I have no quarrel with Elkins for forcing us to think about these horrible places, but I do question her numbers. On this matter Anderson tells his readers:
In all, at least 150,000 Kikuyu, perhaps even more, spent time behind the wire of a British detention camp during the course of the rebellion.
Elkins first explains her additional category of ‘enclosed villages’, in which women and children were detained, and which she then refers to as ‘detention camps in all but name’. She then goes on:
Once I added all the Kikuyu detained in these villages to the adjusted camp population, I discovered that the British had actually detained some 1.5 million people or nearly the entire Kikuyu population.
Or, I might add, substantially above the Kikuyu total, if we follow Gunther’s mid1950s estimate of between 1.1 and 1.2 million.
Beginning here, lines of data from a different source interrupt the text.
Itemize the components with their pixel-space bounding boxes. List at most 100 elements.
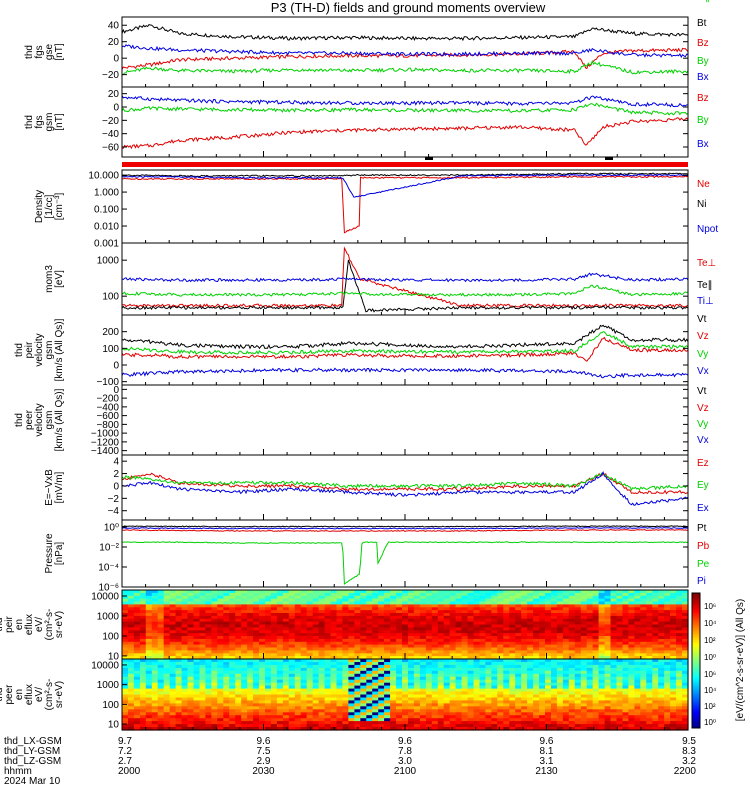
heatmap-cell bbox=[259, 670, 266, 675]
heatmap-cell bbox=[372, 718, 379, 722]
heatmap-cell bbox=[157, 697, 165, 702]
heatmap-cell bbox=[199, 682, 207, 687]
heatmap-cell bbox=[306, 727, 314, 731]
heatmap-cell bbox=[628, 653, 635, 657]
heatmap-cell bbox=[133, 638, 141, 643]
heatmap-cell bbox=[187, 712, 195, 716]
heatmap-cell bbox=[515, 598, 522, 603]
heatmap-cell bbox=[163, 670, 171, 675]
heatmap-cell bbox=[652, 682, 659, 687]
heatmap-cell bbox=[437, 636, 445, 640]
ylabel-line: en bbox=[14, 619, 25, 630]
heatmap-cell bbox=[259, 656, 266, 660]
heatmap-cell bbox=[676, 613, 683, 617]
heatmap-cell bbox=[318, 647, 326, 651]
heatmap-cell bbox=[658, 673, 665, 678]
heatmap-cell bbox=[253, 592, 260, 597]
heatmap-cell bbox=[491, 590, 498, 594]
heatmap-cell bbox=[408, 706, 415, 710]
heatmap-cell bbox=[646, 615, 653, 620]
heatmap-cell bbox=[425, 598, 433, 603]
heatmap-cell bbox=[145, 592, 153, 597]
heatmap-cell bbox=[342, 727, 349, 731]
heatmap-cell bbox=[318, 633, 326, 637]
heatmap-cell bbox=[616, 615, 624, 620]
heatmap-cell bbox=[163, 700, 171, 704]
heatmap-cell bbox=[562, 595, 570, 600]
heatmap-cell bbox=[223, 694, 230, 699]
heatmap-cell bbox=[151, 697, 159, 702]
legend-Vz: Vz bbox=[697, 403, 709, 414]
heatmap-cell bbox=[568, 590, 576, 594]
heatmap-cell bbox=[205, 601, 212, 605]
heatmap-cell bbox=[402, 641, 409, 646]
series-line-Bx bbox=[121, 95, 688, 108]
heatmap-cell bbox=[515, 712, 522, 716]
heatmap-cell bbox=[378, 627, 385, 631]
heatmap-cell bbox=[437, 688, 445, 693]
heatmap-cell bbox=[205, 679, 212, 684]
heatmap-cell bbox=[318, 691, 326, 696]
heatmap-cell bbox=[610, 721, 618, 725]
heatmap-cell bbox=[223, 679, 230, 684]
heatmap-cell bbox=[408, 667, 415, 672]
heatmap-cell bbox=[616, 659, 624, 663]
heatmap-cell bbox=[229, 697, 236, 702]
heatmap-cell bbox=[390, 650, 397, 654]
heatmap-cell bbox=[485, 694, 492, 699]
heatmap-cell bbox=[598, 641, 606, 646]
heatmap-cell bbox=[235, 647, 242, 651]
heatmap-cell bbox=[372, 592, 379, 597]
heatmap-cell bbox=[360, 653, 367, 657]
heatmap-cell bbox=[598, 598, 606, 603]
heatmap-cell bbox=[294, 676, 302, 681]
heatmap-cell bbox=[128, 592, 135, 597]
heatmap-cell bbox=[247, 615, 254, 620]
heatmap-cell bbox=[342, 682, 349, 687]
heatmap-cell bbox=[265, 653, 272, 657]
ytick-label: −20 bbox=[102, 116, 119, 127]
heatmap-cell bbox=[628, 636, 635, 640]
heatmap-cell bbox=[378, 715, 385, 719]
heatmap-cell bbox=[562, 621, 570, 626]
heatmap-cell bbox=[479, 607, 487, 611]
heatmap-cell bbox=[503, 724, 510, 728]
heatmap-cell bbox=[336, 667, 344, 672]
heatmap-cell bbox=[175, 610, 183, 614]
heatmap-cell bbox=[646, 656, 653, 660]
heatmap-cell bbox=[312, 721, 320, 725]
heatmap-cell bbox=[265, 670, 272, 675]
heatmap-cell bbox=[443, 694, 451, 699]
heatmap-cell bbox=[551, 607, 558, 611]
heatmap-cell bbox=[628, 706, 635, 710]
heatmap-cell bbox=[187, 706, 195, 710]
series-line-Npot bbox=[121, 173, 688, 198]
heatmap-cell bbox=[199, 662, 207, 666]
heatmap-cell bbox=[366, 694, 373, 699]
heatmap-cell bbox=[509, 659, 516, 663]
heatmap-cell bbox=[574, 706, 582, 710]
heatmap-cell bbox=[253, 659, 260, 663]
heatmap-cell bbox=[521, 610, 528, 614]
heatmap-cell bbox=[521, 613, 528, 617]
heatmap-cell bbox=[324, 607, 332, 611]
heatmap-cell bbox=[181, 700, 189, 704]
heatmap-cell bbox=[556, 590, 564, 594]
heatmap-cell bbox=[199, 703, 207, 707]
heatmap-cell bbox=[300, 667, 308, 672]
ylabel-line: [km/s (All Qs)] bbox=[54, 318, 65, 381]
heatmap-cell bbox=[229, 691, 236, 696]
heatmap-cell bbox=[288, 715, 296, 719]
heatmap-cell bbox=[157, 590, 165, 594]
heatmap-cell bbox=[402, 659, 409, 663]
heatmap-cell bbox=[259, 607, 266, 611]
heatmap-cell bbox=[402, 697, 409, 702]
heatmap-cell bbox=[586, 709, 594, 713]
heatmap-cell bbox=[306, 659, 314, 663]
heatmap-cell bbox=[312, 653, 320, 657]
heatmap-cell bbox=[586, 621, 594, 626]
heatmap-cell bbox=[473, 673, 481, 678]
heatmap-cell bbox=[157, 592, 165, 597]
heatmap-cell bbox=[574, 592, 582, 597]
heatmap-cell bbox=[598, 682, 606, 687]
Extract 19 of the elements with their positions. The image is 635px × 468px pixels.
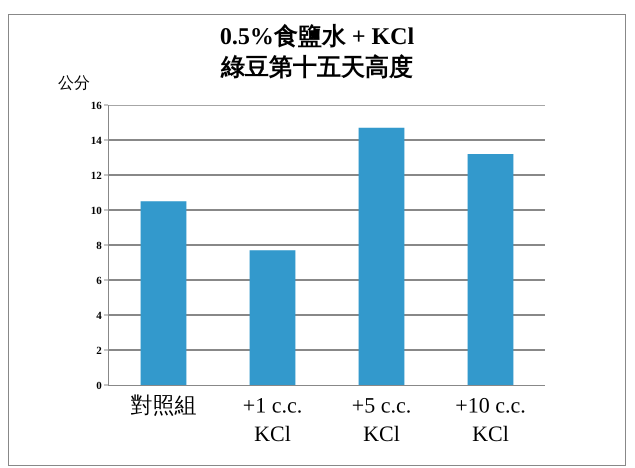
x-tick-label: +1 c.c. KCl [242, 392, 302, 446]
y-tick-label: 12 [90, 170, 102, 182]
bar [140, 201, 186, 385]
x-tick-label: +5 c.c. KCl [352, 392, 412, 446]
y-tick-label: 6 [96, 274, 102, 287]
bar [468, 154, 514, 385]
y-tick-label: 14 [90, 134, 102, 147]
y-tick-label: 10 [90, 204, 102, 217]
y-tick-label: 16 [90, 100, 102, 112]
chart-title: 0.5%食鹽水 + KCl 綠豆第十五天高度 [220, 22, 415, 81]
x-tick-label: 對照組 [130, 392, 196, 418]
y-tick-label: 4 [96, 310, 102, 322]
y-tick-label: 8 [96, 240, 102, 252]
y-tick-label: 2 [96, 344, 102, 357]
bar [358, 128, 404, 385]
x-tick-label: +10 c.c. KCl [455, 392, 526, 446]
y-axis-title: 公分 [58, 75, 90, 92]
bar [250, 250, 296, 385]
y-tick-label: 0 [96, 380, 102, 392]
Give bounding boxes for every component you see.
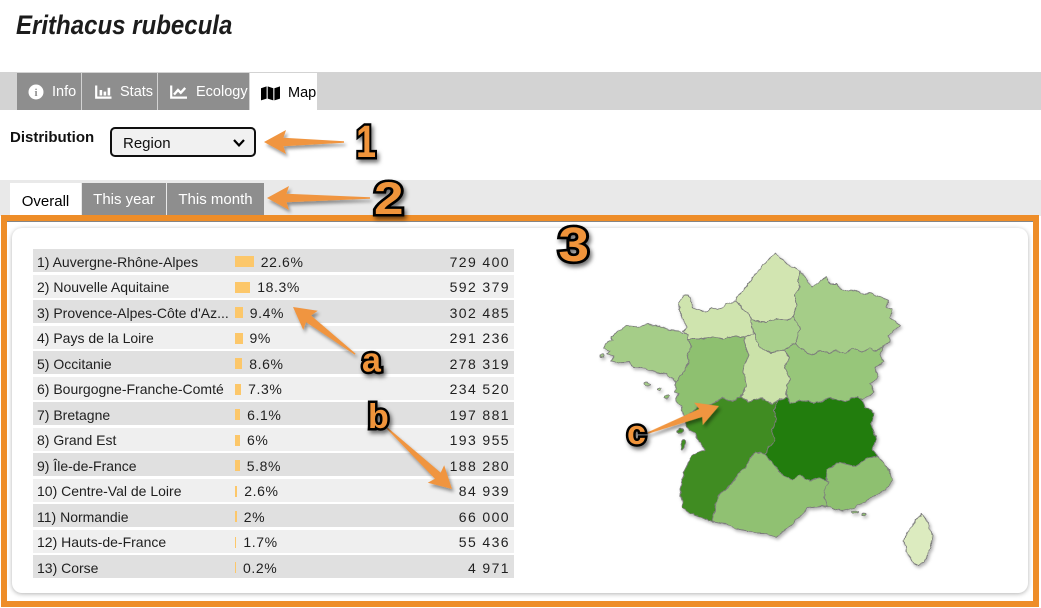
svg-text:1: 1 [356,116,376,167]
svg-text:i: i [34,87,37,99]
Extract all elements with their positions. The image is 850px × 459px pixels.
Elkins’ numbers are fundamentally implausible. For one thing the ‘loyal Kikuyu’ seem to have been airbrushed out of the calculation. For another, if they are correct, it is almost impossible to explain the widespread acceptance of the Kikuyu-dominated Kenyatta government after independence, given that in her own words, ‘For Kenyatta and his successor ... Mau Mau was to remain buried.’ I would like to close with a prediction: that the story of the British in Kenya, and especially that story from after the second world war to independence in 1963, will run and run.